De nadelen van globalisering
Net als al het andere heeft de globalisering zijn nadelen. De vrije handel in goederen, diensten en informatie zet de wereldeconomie in een cyclus van inkomsten- en werkgelegenheidsgroei. Het nadeel is dat het ook leidde tot afnemende geldstromen en een krap krediet voor lokale en nationale economieën.
Daarnaast hebben G2O-landen, zoals het VK, Brazilië, Duitsland, Frankrijk en Japan, die goed zijn voor meer dan 86 procent van de wereldeconomie, sinds 2008 meer dan 1.200 restrictieve handelsmaatregelen toegevoegd. Dit vertaalt zich in hogere belastingen en strengere wetten voor bedrijven die import en export van goederen.

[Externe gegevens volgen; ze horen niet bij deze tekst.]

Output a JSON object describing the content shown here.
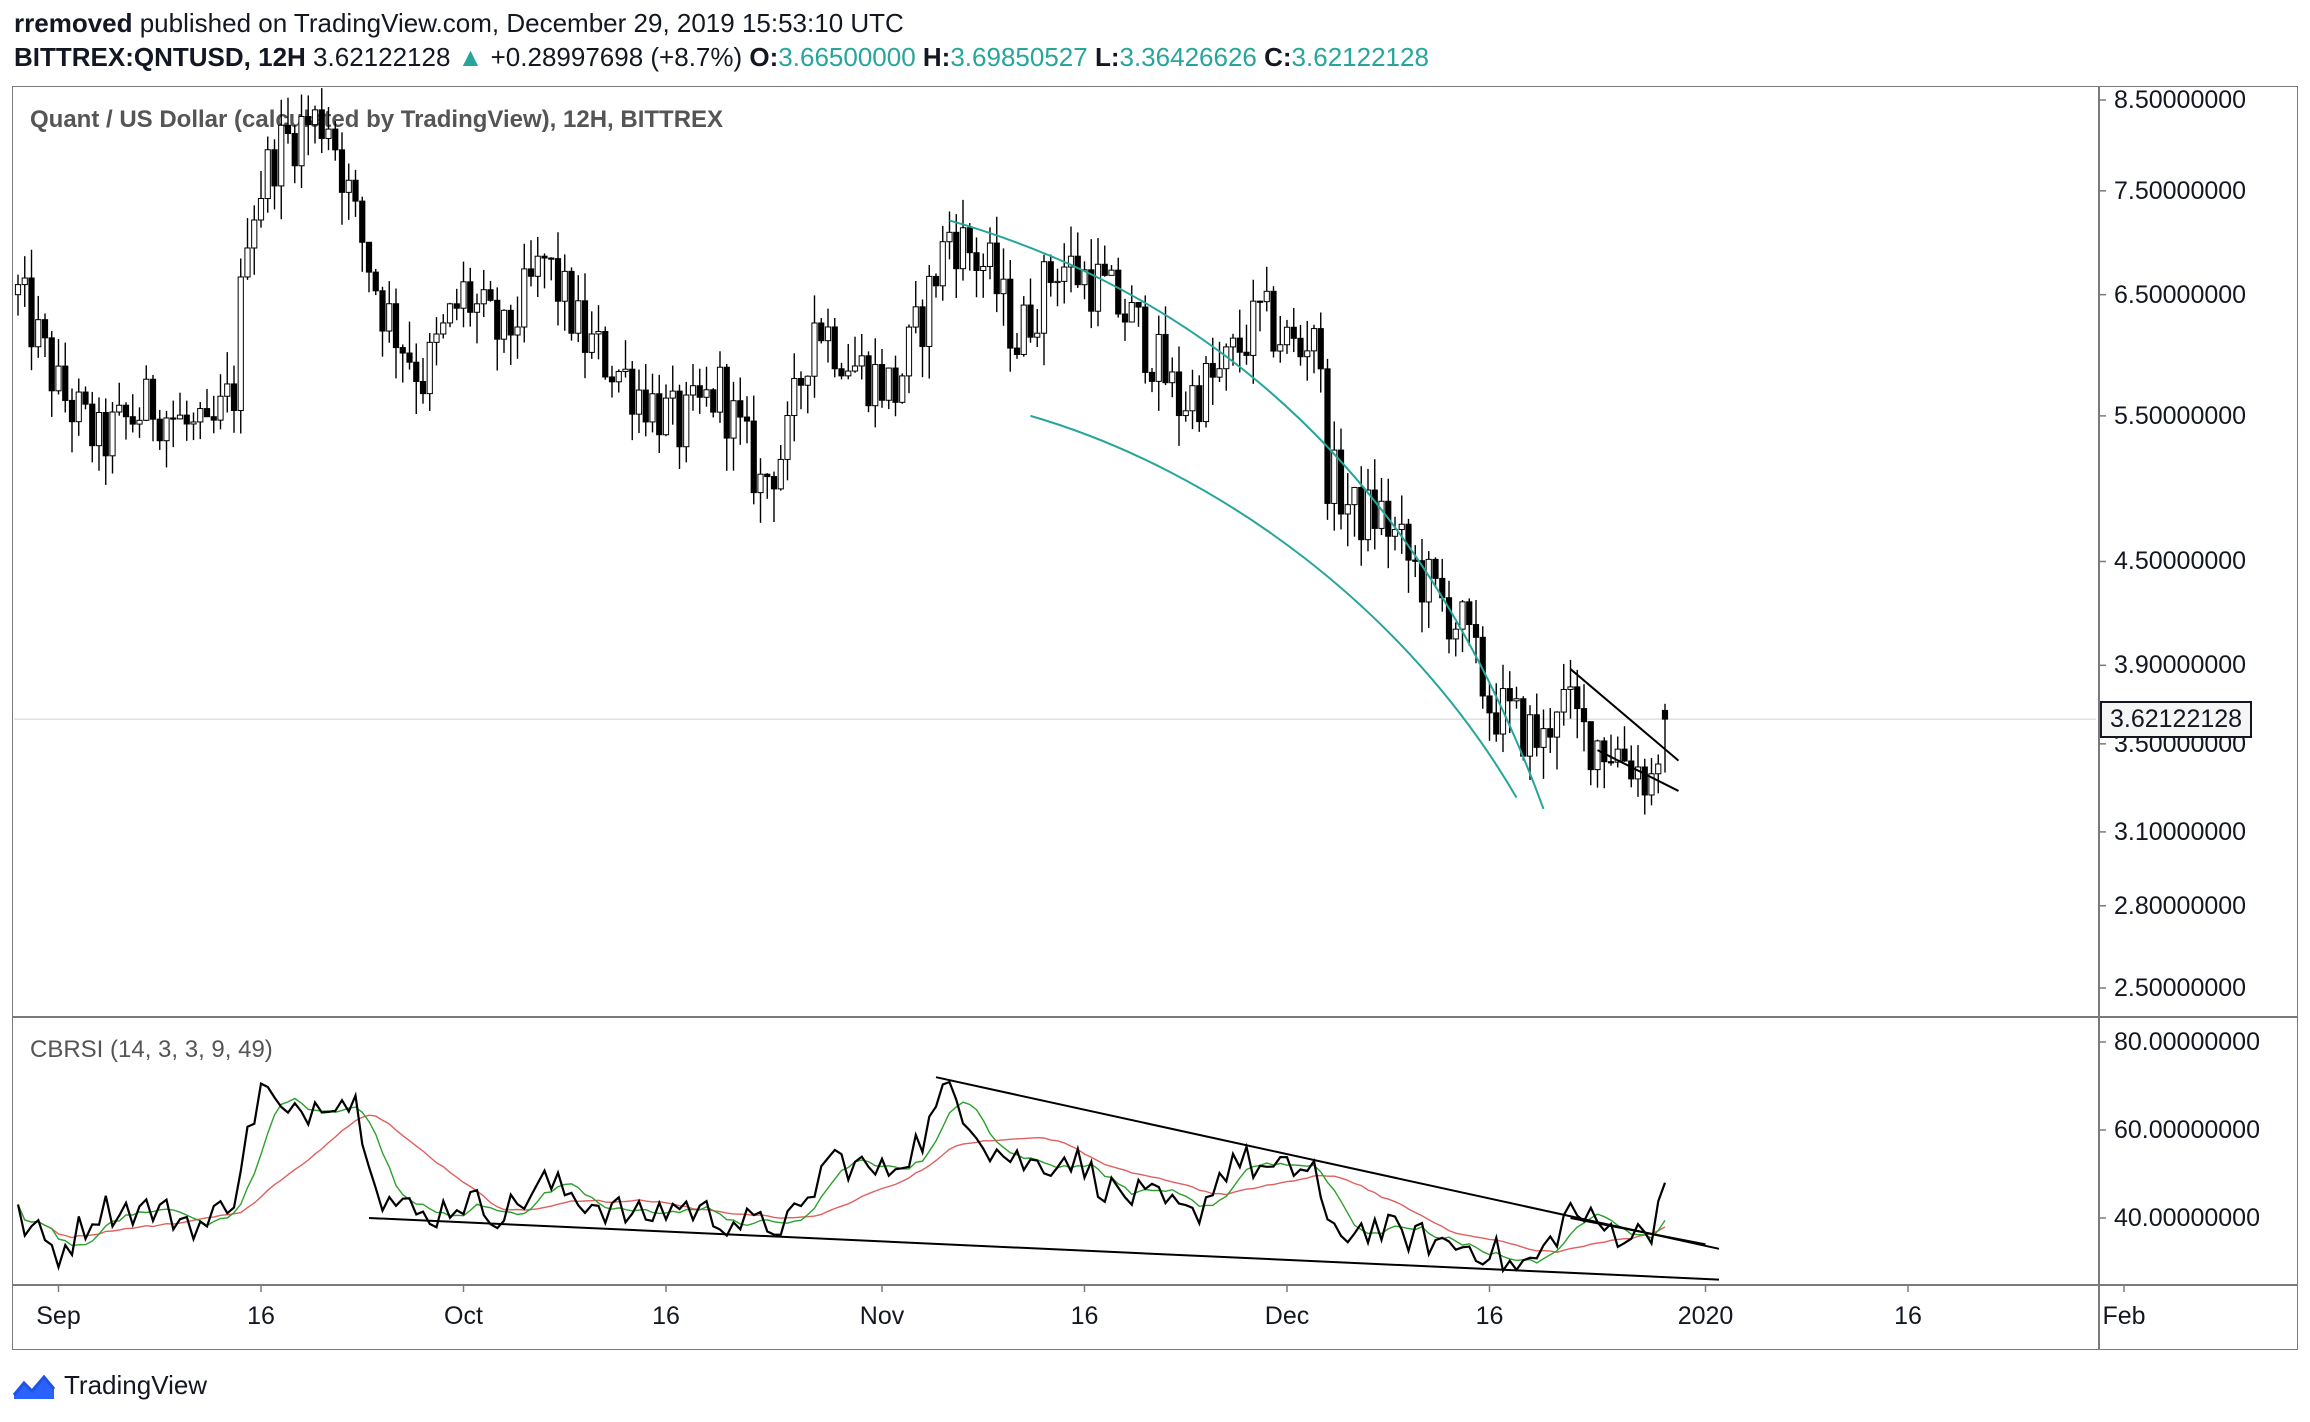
{
  "header": {
    "author": "rremoved",
    "published_text": " published on TradingView.com, December 29, 2019 15:53:10 UTC",
    "symbol": "BITTREX:QNTUSD, 12H",
    "last": "3.62122128",
    "change": "+0.28997698 (+8.7%)",
    "change_arrow": "▲",
    "o_label": "O:",
    "o_value": "3.66500000",
    "h_label": "H:",
    "h_value": "3.69850527",
    "l_label": "L:",
    "l_value": "3.36426626",
    "c_label": "C:",
    "c_value": "3.62122128"
  },
  "main_pane": {
    "title": "Quant / US Dollar (calculated by TradingView), 12H, BITTREX",
    "y_ticks": [
      "8.50000000",
      "7.50000000",
      "6.50000000",
      "5.50000000",
      "4.50000000",
      "3.90000000",
      "3.50000000",
      "3.10000000",
      "2.80000000",
      "2.50000000"
    ],
    "last_price_tag": "3.62122128"
  },
  "rsi_pane": {
    "title": "CBRSI (14, 3, 3, 9, 49)",
    "y_ticks": [
      "80.00000000",
      "60.00000000",
      "40.00000000"
    ]
  },
  "x_axis": {
    "ticks": [
      "Sep",
      "16",
      "Oct",
      "16",
      "Nov",
      "16",
      "Dec",
      "16",
      "2020",
      "16",
      "Feb"
    ]
  },
  "footer": {
    "brand": "TradingView"
  },
  "colors": {
    "up": "#26a69a",
    "channel": "#26a69a",
    "rsi_fast": "#2ca02c",
    "rsi_slow": "#e06060",
    "candle": "#000000"
  },
  "chart_data": {
    "type": "candlestick",
    "log_scale": true,
    "ylim": [
      2.35,
      8.6
    ],
    "x_start": "2019-08-29",
    "x_end": "2020-02-20",
    "anchor_closes": [
      [
        "2019-08-29",
        6.5
      ],
      [
        "2019-09-01",
        5.7
      ],
      [
        "2019-09-04",
        5.3
      ],
      [
        "2019-09-08",
        5.6
      ],
      [
        "2019-09-12",
        5.3
      ],
      [
        "2019-09-14",
        5.7
      ],
      [
        "2019-09-15",
        7.2
      ],
      [
        "2019-09-17",
        7.9
      ],
      [
        "2019-09-19",
        8.2
      ],
      [
        "2019-09-21",
        8.3
      ],
      [
        "2019-09-23",
        7.2
      ],
      [
        "2019-09-25",
        6.4
      ],
      [
        "2019-09-28",
        5.8
      ],
      [
        "2019-10-01",
        6.5
      ],
      [
        "2019-10-04",
        6.1
      ],
      [
        "2019-10-07",
        6.8
      ],
      [
        "2019-10-10",
        6.1
      ],
      [
        "2019-10-14",
        5.7
      ],
      [
        "2019-10-17",
        5.4
      ],
      [
        "2019-10-20",
        5.7
      ],
      [
        "2019-10-23",
        5.0
      ],
      [
        "2019-10-25",
        5.3
      ],
      [
        "2019-10-27",
        6.3
      ],
      [
        "2019-10-30",
        5.9
      ],
      [
        "2019-11-02",
        5.7
      ],
      [
        "2019-11-04",
        6.3
      ],
      [
        "2019-11-06",
        7.1
      ],
      [
        "2019-11-09",
        6.7
      ],
      [
        "2019-11-11",
        6.1
      ],
      [
        "2019-11-14",
        6.8
      ],
      [
        "2019-11-17",
        6.6
      ],
      [
        "2019-11-20",
        6.2
      ],
      [
        "2019-11-23",
        5.6
      ],
      [
        "2019-11-26",
        5.8
      ],
      [
        "2019-11-29",
        6.3
      ],
      [
        "2019-12-02",
        6.0
      ],
      [
        "2019-12-03",
        6.3
      ],
      [
        "2019-12-04",
        5.1
      ],
      [
        "2019-12-06",
        4.8
      ],
      [
        "2019-12-08",
        4.8
      ],
      [
        "2019-12-10",
        4.5
      ],
      [
        "2019-12-12",
        4.3
      ],
      [
        "2019-12-14",
        4.1
      ],
      [
        "2019-12-16",
        3.7
      ],
      [
        "2019-12-18",
        3.6
      ],
      [
        "2019-12-20",
        3.5
      ],
      [
        "2019-12-21",
        3.75
      ],
      [
        "2019-12-23",
        3.55
      ],
      [
        "2019-12-26",
        3.45
      ],
      [
        "2019-12-28",
        3.33
      ],
      [
        "2019-12-29",
        3.62
      ]
    ],
    "last_candle": {
      "open": 3.665,
      "high": 3.6985,
      "low": 3.3643,
      "close": 3.6212
    },
    "rsi": {
      "ylim": [
        22,
        85
      ],
      "anchors": [
        [
          "2019-08-29",
          40
        ],
        [
          "2019-09-01",
          32
        ],
        [
          "2019-09-04",
          42
        ],
        [
          "2019-09-08",
          42
        ],
        [
          "2019-09-12",
          38
        ],
        [
          "2019-09-14",
          46
        ],
        [
          "2019-09-16",
          70
        ],
        [
          "2019-09-18",
          62
        ],
        [
          "2019-09-21",
          68
        ],
        [
          "2019-09-23",
          66
        ],
        [
          "2019-09-25",
          45
        ],
        [
          "2019-09-28",
          40
        ],
        [
          "2019-10-01",
          44
        ],
        [
          "2019-10-04",
          41
        ],
        [
          "2019-10-07",
          48
        ],
        [
          "2019-10-10",
          44
        ],
        [
          "2019-10-14",
          40
        ],
        [
          "2019-10-17",
          43
        ],
        [
          "2019-10-20",
          40
        ],
        [
          "2019-10-23",
          38
        ],
        [
          "2019-10-26",
          40
        ],
        [
          "2019-10-28",
          54
        ],
        [
          "2019-11-01",
          50
        ],
        [
          "2019-11-04",
          58
        ],
        [
          "2019-11-06",
          70
        ],
        [
          "2019-11-09",
          56
        ],
        [
          "2019-11-12",
          52
        ],
        [
          "2019-11-15",
          54
        ],
        [
          "2019-11-18",
          46
        ],
        [
          "2019-11-21",
          44
        ],
        [
          "2019-11-24",
          40
        ],
        [
          "2019-11-27",
          54
        ],
        [
          "2019-11-30",
          50
        ],
        [
          "2019-12-03",
          52
        ],
        [
          "2019-12-04",
          36
        ],
        [
          "2019-12-07",
          38
        ],
        [
          "2019-12-10",
          36
        ],
        [
          "2019-12-13",
          34
        ],
        [
          "2019-12-16",
          33
        ],
        [
          "2019-12-18",
          28
        ],
        [
          "2019-12-20",
          32
        ],
        [
          "2019-12-22",
          42
        ],
        [
          "2019-12-24",
          38
        ],
        [
          "2019-12-27",
          36
        ],
        [
          "2019-12-28",
          38
        ],
        [
          "2019-12-29",
          48
        ]
      ]
    },
    "annotations": {
      "upper_arc": [
        [
          "2019-11-06",
          7.2
        ],
        [
          "2019-11-28",
          6.4
        ],
        [
          "2019-12-12",
          4.8
        ],
        [
          "2019-12-20",
          3.2
        ]
      ],
      "lower_arc": [
        [
          "2019-11-12",
          5.5
        ],
        [
          "2019-11-26",
          5.1
        ],
        [
          "2019-12-10",
          4.2
        ],
        [
          "2019-12-18",
          3.25
        ]
      ],
      "wedge_top": [
        [
          "2019-12-22",
          3.88
        ],
        [
          "2019-12-30",
          3.42
        ]
      ],
      "wedge_bottom": [
        [
          "2019-12-24",
          3.47
        ],
        [
          "2019-12-30",
          3.28
        ]
      ],
      "rsi_top_line": [
        [
          "2019-11-05",
          72
        ],
        [
          "2020-01-02",
          33
        ]
      ],
      "rsi_bottom_line": [
        [
          "2019-09-24",
          40
        ],
        [
          "2020-01-02",
          26
        ]
      ],
      "rsi_short_line": [
        [
          "2019-12-22",
          40
        ],
        [
          "2020-01-01",
          34
        ]
      ]
    }
  }
}
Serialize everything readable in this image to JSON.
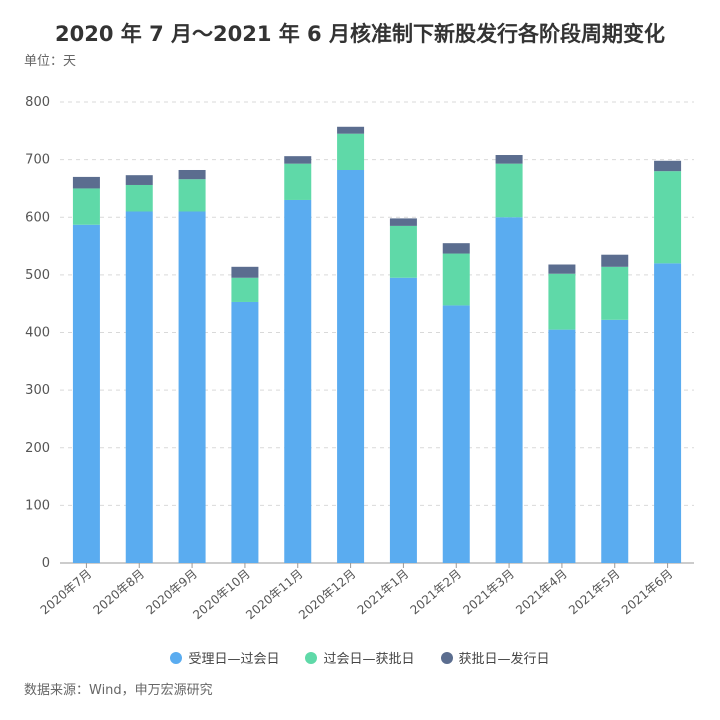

Een ander probleem is dat veel landen hun valuta manipuleren om een prijsvoordeel te behalen. Bovendien verliezen werknemers in ontwikkelde landen hun baan als gevolg van loonsverlagingen. Steeds meer bedrijven kiezen ervoor om werk uit te besteden en banen te exporteren als een manier om de kosten laag te houden. Grote ondernemingen kunnen nu wereldwijd belastingparadijzen exploiteren, wat de lokale economie beïnvloedt. Andere belangrijke problemen zijn ecologische schade, oneerlijke arbeidsomstandigheden, belastingconcurrentie, het witwassen van geld en banenverlies.